On a side note, 1 of our students this weekend it Dnow ask me if life is fair. My answers, no. What I do think matters is how we react to things that happen to us in our life.....

Tuesday, January 22, 2013

Dating....

Well I never thought I would blog about this, but here we go.......I think I could possibly write a book on dating! I would call myself the one date wonder! Laugh, it is suppose to be funny! Just to give you some history, I dated one person through the majority of high school. To be honest, it was great we had so much fun together!! He was a great Christian guy with a wonderful family! I learned a lot from our relationship. We just weren't meant to be, end of story!
After this, I dated one guy in the summer before college. He was precious and sweet, but I knew I needed to go to college with no attachments! So, I broke his heart! :( But, I don't think I could have made it work....no regrets! :)
In college, I dated here and there. But I never wanted it to go further than dating! My feelings were, I had done the relationship thing and just wanted time to have fun without any commitment to anyone! I wanted to figure out who I was without any influence from anyone! Selfish....yea probably so! It for sure was not fair to the guys I dated at that time. Looking back now I can see that!
Well, when I moved back to Greenwood four years ago all my friends were getting married. So, I thought I will start dating. I knew I was ready for that and it was time to settle down! Well, this was easier said than done! In Central Arkansas, there are single men everywhere...Greenwood, Arkansas yea not so much!! It was hard to meet people! Harder than I ever thought possible! The first couple years home I went on only two dates, but turned down several others. Then in 2011, I made my New Years Resolution to go on dates with anyone that asked me! I have continued this into 2012...and now 2013!
I have been on around 10 dates the past two years. All first dates and first dates only! Sometimes by my choose...sometimes by theirs...and sometimes I have no idea what happened! It has been a crazy experience! It is difficult to say the least! But I know there is someone, somewhere out there! Just hope I find him!
**Side note I love my life!! I am happy and so blessed by amazing friends and family!

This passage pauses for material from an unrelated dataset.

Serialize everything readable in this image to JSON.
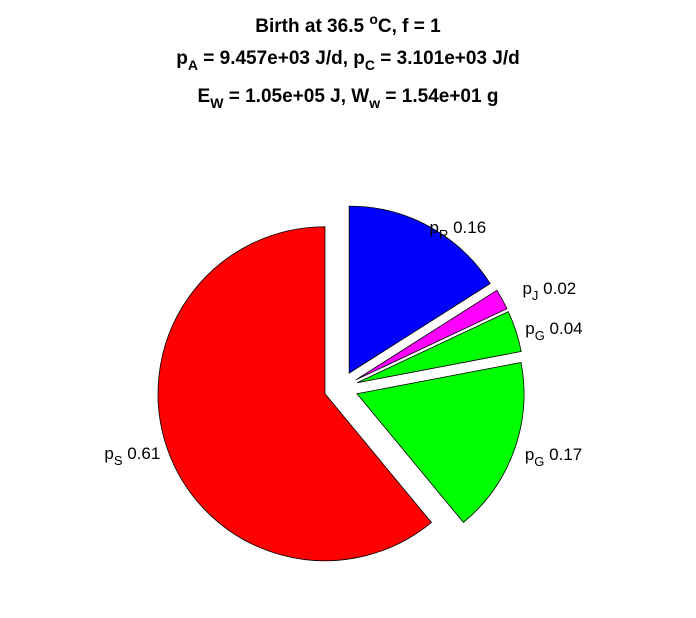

Saturday, January 12, 2013

The Holidays

Do the Holidays get harder for everyone as you get older? This year more than ever I wished things were the same as they were a few years ago. It just seems harder to get together, and to keep traditions we've had ever since I can remember!!  I loved the family time but things are just different! So, cherish the time while you have it even if things are different! Family is so important!

Maybe blogging from my phone will help??

Well, here we are again and it has been a month since I wrote a post! So, I have added blogger on my phone. My goal is to blog weekly.

A very dear friend of mine asked me an important question this week. She asked, "If you could go back to school and do anything else, what would you do?" My answer before I even thought, "I would want to learn to be a missionary!" Wait, what? Did I really just say that? I love Nicaragua! I could be completely content with living  there and feeding kids all day, everyday! But could I ever have the faith I need to do this? Is this something God really wants me to do? It is something I need to pray about!!!

What does God want you to do with the rest of your life?